In Borough of Duryea v. Guarnieri (09-0146), the Court incorporated a "public concern" limitation into public employees' First Amendment right of petition in disputes with their employers. In so doing, the Court resolved a split of authority among the U.S. Courts of Appeals.
This case grew out of an employment dispute between Charles Guarnieri and the Borough of Duryea, Pennsylvania. After an initial attempt to terminate Guarnieri from his position as chief of police was determined by an arbitrator to involve procedural errors, the Borough Council issued a series of directives to instruct Guarnieri in the performance of his duties. Guarnieri sued the Borough, the Borough Council, and individual members of the Council under 42 U.S.C. § 1983, alleging that the directives were issued as retaliation for his filing of the union grievance that resulted in his reinstatement. Guarnieri claimed that his union grievance and his § 1983 suit were petitions protected by the First Amendment.
In an opinion joined by Chief Justice Roberts and by Justices Ginsburg, Breyer, Alito, Sotomayor, and Kagan, Justice Kennedy drew on the history of the First Amendment and on analogies to Speech Clause jurisprudence in concluding that the Petition Clause only protects public employee activity involving matters of public concern. To hold otherwise, the Court concluded, would involve the judiciary in wide-ranging supervision of governmental employment activity, raising significant constitutional concerns and unduly burdening the legitimate exercise of governmental authority.
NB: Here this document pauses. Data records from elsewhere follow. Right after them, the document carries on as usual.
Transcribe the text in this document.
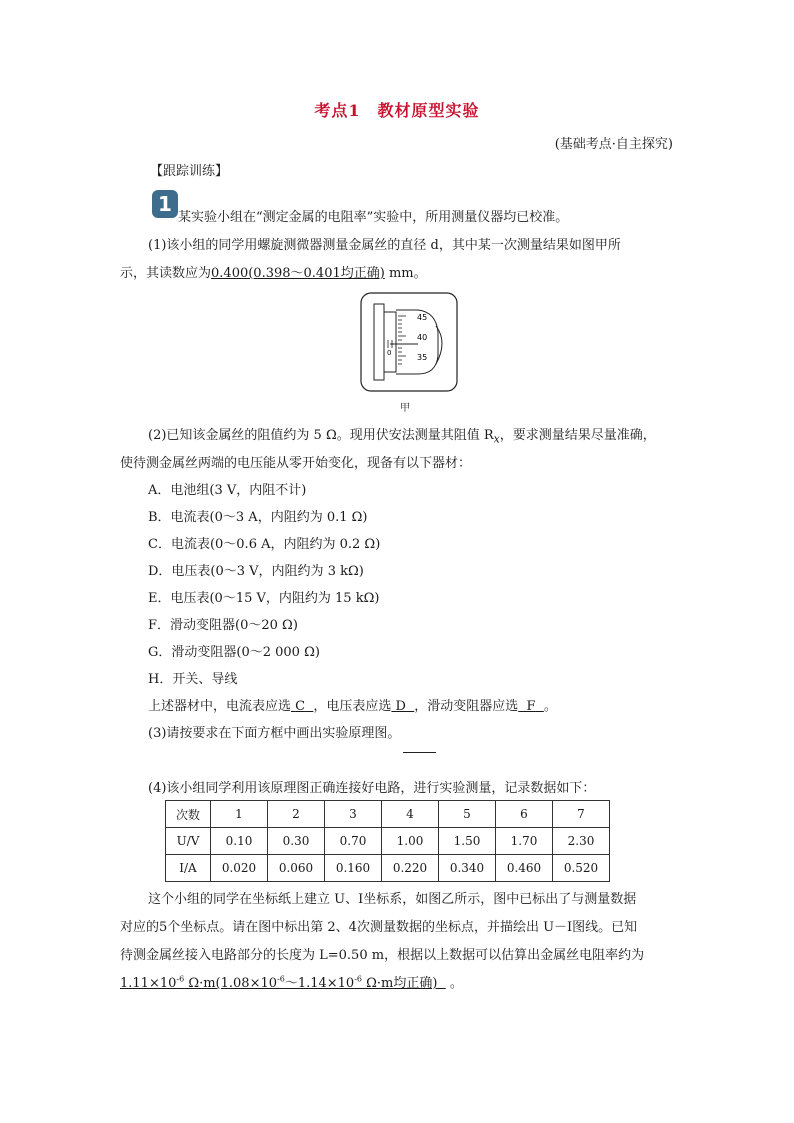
考点1　教材原型实验
(基础考点·自主探究)
【跟踪训练】
1
某实验小组在“测定金属的电阻率”实验中，所用测量仪器均已校准。
(1)该小组的同学用螺旋测微器测量金属丝的直径 d，其中某一次测量结果如图甲所
示，其读数应为0.400(0.398～0.401均正确) mm。
45
40
35
0
甲
(2)已知该金属丝的阻值约为 5 Ω。现用伏安法测量其阻值 $R_x$，要求测量结果尽量准确，
使待测金属丝两端的电压能从零开始变化，现备有以下器材：
A．电池组(3 V，内阻不计)
B．电流表(0～3 A，内阻约为 0.1 Ω)
C．电流表(0～0.6 A，内阻约为 0.2 Ω)
D．电压表(0～3 V，内阻约为 3 kΩ)
E．电压表(0～15 V，内阻约为 15 kΩ)
F．滑动变阻器(0～20 Ω)
G．滑动变阻器(0～2 000 Ω)
H．开关、导线
上述器材中，电流表应选 C ，电压表应选 D ，滑动变阻器应选 F 。
(3)请按要求在下面方框中画出实验原理图。
(4)该小组同学利用该原理图正确连接好电路，进行实验测量，记录数据如下：
次数	1	2	3	4	5	6	7
U/V	0.10	0.30	0.70	1.00	1.50	1.70	2.30
I/A	0.020	0.060	0.160	0.220	0.340	0.460	0.520
这个小组的同学在坐标纸上建立 U、I坐标系，如图乙所示，图中已标出了与测量数据
对应的5个坐标点。请在图中标出第 2、4次测量数据的坐标点，并描绘出 U－I图线。已知
待测金属丝接入电路部分的长度为 L=0.50 m，根据以上数据可以估算出金属丝电阻率约为
$1.11\times 10^{-6}$ $\Omega\cdot m(1.08\times 10^{-6}\sim 1.14\times 10^{-6}$ Ω·m均正确) 。
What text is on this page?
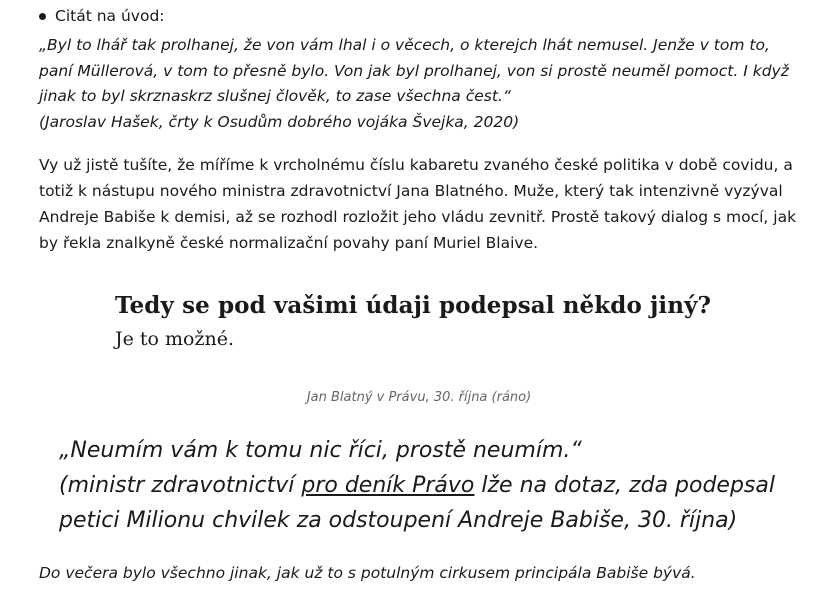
Citát na úvod:

„Byl to lhář tak prolhanej, že von vám lhal i o věcech, o kterejch lhát nemusel. Jenže v tom to, paní Müllerová, v tom to přesně bylo. Von jak byl prolhanej, von si prostě neuměl pomoct. I když jinak to byl skrznaskrz slušnej člověk, to zase všechna čest.“

(Jaroslav Hašek, črty k Osudům dobrého vojáka Švejka, 2020)

Vy už jistě tušíte, že míříme k vrcholnému číslu kabaretu zvaného české politika v době covidu, a totiž k nástupu nového ministra zdravotnictví Jana Blatného. Muže, který tak intenzivně vyzýval Andreje Babiše k demisi, až se rozhodl rozložit jeho vládu zevnitř. Prostě takový dialog s mocí, jak by řekla znalkyně české normalizační povahy paní Muriel Blaive.

Tedy se pod vašimi údaji podepsal někdo jiný?

Je to možné.

Jan Blatný v Právu, 30. října (ráno)

„Neumím vám k tomu nic říci, prostě neumím.“

(ministr zdravotnictví pro deník Právo lže na dotaz, zda podepsal petici Milionu chvilek za odstoupení Andreje Babiše, 30. října)

Do večera bylo všechno jinak, jak už to s potulným cirkusem principála Babiše bývá.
Justices Thomas and Scalia disagreed with the decision to draw the public concern limitation into Petition Clause jurisprudence. They would prefer a principle that identifies First Amendment petitions by the fact that they address the governmental entity as sovereign, rather than as employer. Justice Scalia also expressed doubts about whether a lawsuit should be regarded as a "petition" for purposes of the First Amendment.